As our life unfolds, the hippocampus, a part of the brain responsible for creating short term memories for long term storage, tends to form those as cohesive narratives free of extra or distracting information, an examination published in Cell finds.
Rather than remembering an event, that is to say a period of time punctuated by actions as they happened, our hippocampus, like an editor snipping slides off rolls of film onto the cutting room floor, will remove unrelated periods or actions in between. It means our memories are shaped much like films or stories, with us as the writer, and the hippocampus acting as editor and ensuring only the emotionally or intellectually-relevant data is retained.
This was exemplified in the paper by Dr. Brendan Cohn-Sheehy, a Ph.D./MD in Neurology at UC Davis, in a strange enough but accurate way.
For example, in one event, you might encounter your neighbor Melvin, who tells you that he is locked out of his house while a pizza is baking in the oven. The next day, Melvin might call and tell you that his kitchen is covered in ash. Although Melvin appears in temporally separated events, they coalesce to form a narrative: a larger unit of information that encompasses multiple events, and in which one’s understanding of each event is dependent on information from other events.
Also importantly, it’s not remembered what happened between the two encounters with Melvin, as even though plenty could have happened during that period, it bears no relation to poor Melvin’s situation. Most studies of this kind have looked at imaging of the cortical areas of the brain, and little work has implicated the hippocampus in narrative construction.
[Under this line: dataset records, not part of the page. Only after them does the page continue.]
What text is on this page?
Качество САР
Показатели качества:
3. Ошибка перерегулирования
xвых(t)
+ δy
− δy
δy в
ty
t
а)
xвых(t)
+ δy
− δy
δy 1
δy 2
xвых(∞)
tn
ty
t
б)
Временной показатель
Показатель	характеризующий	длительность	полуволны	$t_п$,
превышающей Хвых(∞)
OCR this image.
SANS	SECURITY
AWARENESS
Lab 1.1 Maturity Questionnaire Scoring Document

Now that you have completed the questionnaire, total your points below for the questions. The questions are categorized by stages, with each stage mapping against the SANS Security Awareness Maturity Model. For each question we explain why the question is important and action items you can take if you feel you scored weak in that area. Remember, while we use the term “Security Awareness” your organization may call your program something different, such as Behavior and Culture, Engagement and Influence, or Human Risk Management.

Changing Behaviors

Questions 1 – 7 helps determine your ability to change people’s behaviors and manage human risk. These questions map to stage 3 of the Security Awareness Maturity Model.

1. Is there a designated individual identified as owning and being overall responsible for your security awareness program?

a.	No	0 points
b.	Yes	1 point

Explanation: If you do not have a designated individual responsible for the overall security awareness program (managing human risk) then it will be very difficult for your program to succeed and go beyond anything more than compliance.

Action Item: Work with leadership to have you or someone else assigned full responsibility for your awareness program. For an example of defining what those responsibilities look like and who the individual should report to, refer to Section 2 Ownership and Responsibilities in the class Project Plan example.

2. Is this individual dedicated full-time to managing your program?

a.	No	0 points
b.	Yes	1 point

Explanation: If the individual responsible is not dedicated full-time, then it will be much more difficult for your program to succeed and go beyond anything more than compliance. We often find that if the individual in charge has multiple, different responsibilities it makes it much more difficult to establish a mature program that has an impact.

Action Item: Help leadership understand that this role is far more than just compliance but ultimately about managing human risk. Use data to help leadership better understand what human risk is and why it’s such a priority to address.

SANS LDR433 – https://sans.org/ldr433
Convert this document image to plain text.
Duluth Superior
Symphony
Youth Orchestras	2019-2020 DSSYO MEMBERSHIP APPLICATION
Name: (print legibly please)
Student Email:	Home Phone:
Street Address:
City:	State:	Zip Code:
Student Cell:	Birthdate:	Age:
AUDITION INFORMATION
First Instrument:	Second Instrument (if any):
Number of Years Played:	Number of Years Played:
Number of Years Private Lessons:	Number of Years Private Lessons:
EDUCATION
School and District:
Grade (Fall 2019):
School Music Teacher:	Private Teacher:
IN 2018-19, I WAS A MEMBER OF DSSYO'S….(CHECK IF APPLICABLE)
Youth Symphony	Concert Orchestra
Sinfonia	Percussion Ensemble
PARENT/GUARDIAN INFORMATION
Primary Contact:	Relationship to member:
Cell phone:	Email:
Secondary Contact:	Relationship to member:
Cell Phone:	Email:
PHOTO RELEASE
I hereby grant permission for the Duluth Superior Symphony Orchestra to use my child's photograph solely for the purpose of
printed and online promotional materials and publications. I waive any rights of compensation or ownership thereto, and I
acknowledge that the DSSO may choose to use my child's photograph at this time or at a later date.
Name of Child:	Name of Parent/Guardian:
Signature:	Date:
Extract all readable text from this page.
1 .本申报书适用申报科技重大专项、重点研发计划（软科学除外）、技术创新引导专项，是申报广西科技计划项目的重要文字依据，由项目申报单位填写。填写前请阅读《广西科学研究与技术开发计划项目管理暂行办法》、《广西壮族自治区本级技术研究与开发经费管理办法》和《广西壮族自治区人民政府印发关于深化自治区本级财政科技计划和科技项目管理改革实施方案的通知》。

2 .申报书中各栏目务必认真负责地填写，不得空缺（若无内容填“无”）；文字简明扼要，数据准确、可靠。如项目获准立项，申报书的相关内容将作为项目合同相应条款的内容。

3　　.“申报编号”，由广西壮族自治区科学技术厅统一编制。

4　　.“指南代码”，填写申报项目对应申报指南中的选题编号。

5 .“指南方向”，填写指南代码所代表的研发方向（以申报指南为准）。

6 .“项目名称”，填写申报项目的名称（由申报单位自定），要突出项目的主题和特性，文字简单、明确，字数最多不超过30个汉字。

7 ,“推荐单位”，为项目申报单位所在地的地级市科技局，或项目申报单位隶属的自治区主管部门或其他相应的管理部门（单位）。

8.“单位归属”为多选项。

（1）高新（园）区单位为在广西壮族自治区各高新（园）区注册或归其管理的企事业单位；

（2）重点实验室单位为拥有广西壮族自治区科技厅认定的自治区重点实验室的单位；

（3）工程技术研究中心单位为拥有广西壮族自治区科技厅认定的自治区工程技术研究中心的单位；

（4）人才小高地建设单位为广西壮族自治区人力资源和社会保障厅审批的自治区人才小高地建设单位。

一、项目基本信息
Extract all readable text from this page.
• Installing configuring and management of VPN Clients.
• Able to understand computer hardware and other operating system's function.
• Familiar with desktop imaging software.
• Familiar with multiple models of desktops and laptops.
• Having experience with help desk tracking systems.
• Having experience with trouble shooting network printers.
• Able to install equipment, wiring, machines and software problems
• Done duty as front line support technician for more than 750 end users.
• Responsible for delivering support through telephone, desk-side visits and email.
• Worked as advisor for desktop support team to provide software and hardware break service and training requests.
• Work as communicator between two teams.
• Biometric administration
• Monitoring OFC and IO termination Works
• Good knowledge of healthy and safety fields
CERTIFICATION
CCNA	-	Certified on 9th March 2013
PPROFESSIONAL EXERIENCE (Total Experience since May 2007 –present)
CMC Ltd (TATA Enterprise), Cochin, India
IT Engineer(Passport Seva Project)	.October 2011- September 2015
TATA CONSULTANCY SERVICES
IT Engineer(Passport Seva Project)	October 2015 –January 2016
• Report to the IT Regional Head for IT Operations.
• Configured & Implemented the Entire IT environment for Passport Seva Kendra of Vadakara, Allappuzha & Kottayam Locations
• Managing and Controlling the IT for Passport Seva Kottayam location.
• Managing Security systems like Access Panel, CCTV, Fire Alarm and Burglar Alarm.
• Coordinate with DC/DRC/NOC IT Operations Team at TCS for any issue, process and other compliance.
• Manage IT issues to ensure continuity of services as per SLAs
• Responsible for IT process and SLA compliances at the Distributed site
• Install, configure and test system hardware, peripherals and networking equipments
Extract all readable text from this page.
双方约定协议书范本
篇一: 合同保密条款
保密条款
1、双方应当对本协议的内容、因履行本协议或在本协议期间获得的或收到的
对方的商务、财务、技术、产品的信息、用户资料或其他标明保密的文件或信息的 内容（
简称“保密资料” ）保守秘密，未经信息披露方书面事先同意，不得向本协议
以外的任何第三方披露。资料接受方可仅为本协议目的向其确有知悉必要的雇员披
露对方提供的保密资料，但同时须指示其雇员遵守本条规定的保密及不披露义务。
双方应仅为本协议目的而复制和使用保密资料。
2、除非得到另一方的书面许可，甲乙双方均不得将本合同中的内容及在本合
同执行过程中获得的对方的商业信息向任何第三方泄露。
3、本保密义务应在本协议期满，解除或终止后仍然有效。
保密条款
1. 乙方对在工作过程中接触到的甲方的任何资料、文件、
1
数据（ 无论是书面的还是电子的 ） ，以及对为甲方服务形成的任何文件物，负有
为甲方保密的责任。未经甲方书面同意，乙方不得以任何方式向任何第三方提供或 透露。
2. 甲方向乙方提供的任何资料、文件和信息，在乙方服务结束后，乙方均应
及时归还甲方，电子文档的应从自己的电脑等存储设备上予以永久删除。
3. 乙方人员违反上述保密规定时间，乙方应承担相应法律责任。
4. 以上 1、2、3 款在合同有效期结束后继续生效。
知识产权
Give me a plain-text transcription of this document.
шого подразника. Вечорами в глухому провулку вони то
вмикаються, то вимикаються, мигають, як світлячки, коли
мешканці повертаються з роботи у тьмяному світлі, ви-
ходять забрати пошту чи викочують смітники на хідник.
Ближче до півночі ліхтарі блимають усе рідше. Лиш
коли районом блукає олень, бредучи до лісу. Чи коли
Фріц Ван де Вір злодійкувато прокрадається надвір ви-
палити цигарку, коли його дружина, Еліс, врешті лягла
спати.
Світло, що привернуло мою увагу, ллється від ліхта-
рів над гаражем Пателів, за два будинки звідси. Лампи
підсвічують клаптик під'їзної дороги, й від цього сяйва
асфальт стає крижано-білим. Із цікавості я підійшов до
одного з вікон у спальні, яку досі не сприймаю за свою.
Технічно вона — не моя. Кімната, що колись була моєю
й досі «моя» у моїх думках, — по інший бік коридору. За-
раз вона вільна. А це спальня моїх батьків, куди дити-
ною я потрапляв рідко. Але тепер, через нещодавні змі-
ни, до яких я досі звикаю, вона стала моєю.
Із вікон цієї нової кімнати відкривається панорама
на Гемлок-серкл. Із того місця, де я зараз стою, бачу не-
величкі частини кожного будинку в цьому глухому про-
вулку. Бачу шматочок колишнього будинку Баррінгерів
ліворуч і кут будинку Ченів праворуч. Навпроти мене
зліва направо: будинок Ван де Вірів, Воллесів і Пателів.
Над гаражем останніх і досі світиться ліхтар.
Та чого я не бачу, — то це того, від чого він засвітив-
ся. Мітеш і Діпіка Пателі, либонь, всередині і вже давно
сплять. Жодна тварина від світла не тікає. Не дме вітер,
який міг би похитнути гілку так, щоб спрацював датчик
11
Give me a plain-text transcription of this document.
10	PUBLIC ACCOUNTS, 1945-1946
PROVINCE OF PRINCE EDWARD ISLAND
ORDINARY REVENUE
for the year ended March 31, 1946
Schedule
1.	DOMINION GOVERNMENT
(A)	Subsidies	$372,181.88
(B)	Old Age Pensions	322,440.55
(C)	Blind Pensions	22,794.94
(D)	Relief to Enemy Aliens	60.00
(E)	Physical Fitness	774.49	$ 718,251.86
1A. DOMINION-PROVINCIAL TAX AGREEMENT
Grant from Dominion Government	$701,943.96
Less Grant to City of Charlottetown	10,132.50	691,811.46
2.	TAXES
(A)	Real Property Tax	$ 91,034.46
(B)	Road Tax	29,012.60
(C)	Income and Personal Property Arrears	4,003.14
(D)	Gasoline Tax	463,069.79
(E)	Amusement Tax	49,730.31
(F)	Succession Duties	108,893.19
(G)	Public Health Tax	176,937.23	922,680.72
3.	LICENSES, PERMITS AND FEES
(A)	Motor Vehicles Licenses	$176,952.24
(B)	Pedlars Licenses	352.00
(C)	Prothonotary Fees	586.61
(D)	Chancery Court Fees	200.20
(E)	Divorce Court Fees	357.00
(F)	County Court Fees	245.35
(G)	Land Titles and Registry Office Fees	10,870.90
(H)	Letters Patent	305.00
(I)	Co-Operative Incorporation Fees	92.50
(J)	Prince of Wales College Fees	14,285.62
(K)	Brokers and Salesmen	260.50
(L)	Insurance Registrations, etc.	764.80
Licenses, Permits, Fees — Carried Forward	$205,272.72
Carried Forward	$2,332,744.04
By bridging the gap between even distant events, the hippocampus supports a narrative-level architecture of memory. This memory architecture is actually, according to further work from Cohn-Bradley et al., how the brain prefers to remember things.
In a study done earlier this year, he and his team subjected some participants to listening to a fiction story which included characters in separate, and both unrelated and related events as part of a side plot. Later the participants were asked to recall the details of the side plot, and those events that were cohesive in narrative were better remembered, with sometimes twice the amount of details recalled when compared with non-cohesive side plot events.
Furthermore this was the case even when the uncorrelated events happened to overlap each other and the correlated events were separated by time.
Another significant finding was that remembering just one part of a cohesive narrative was enough to trigger the memories of the entire or at least a great part of the chain of events that constructed the narrative.
The hippocampus is the short-term memory center of the brain, but is also important in the reinstatement, or recollection of past memories. The researchers’ findings indicate that in order to better absorb, store, and recollect memories, the hippocampus prefers to absorb them in the form of cohesive narratives.
It’s known that for millennia, the only medium of transmitting knowledge from generation to generation was through storytelling, and even today in indigenous cultures, oral history often takes center stage in their traditions. It’s possible then that human memory evolved to detect cohesive narratives within oncoming data and give preferential treatment to them.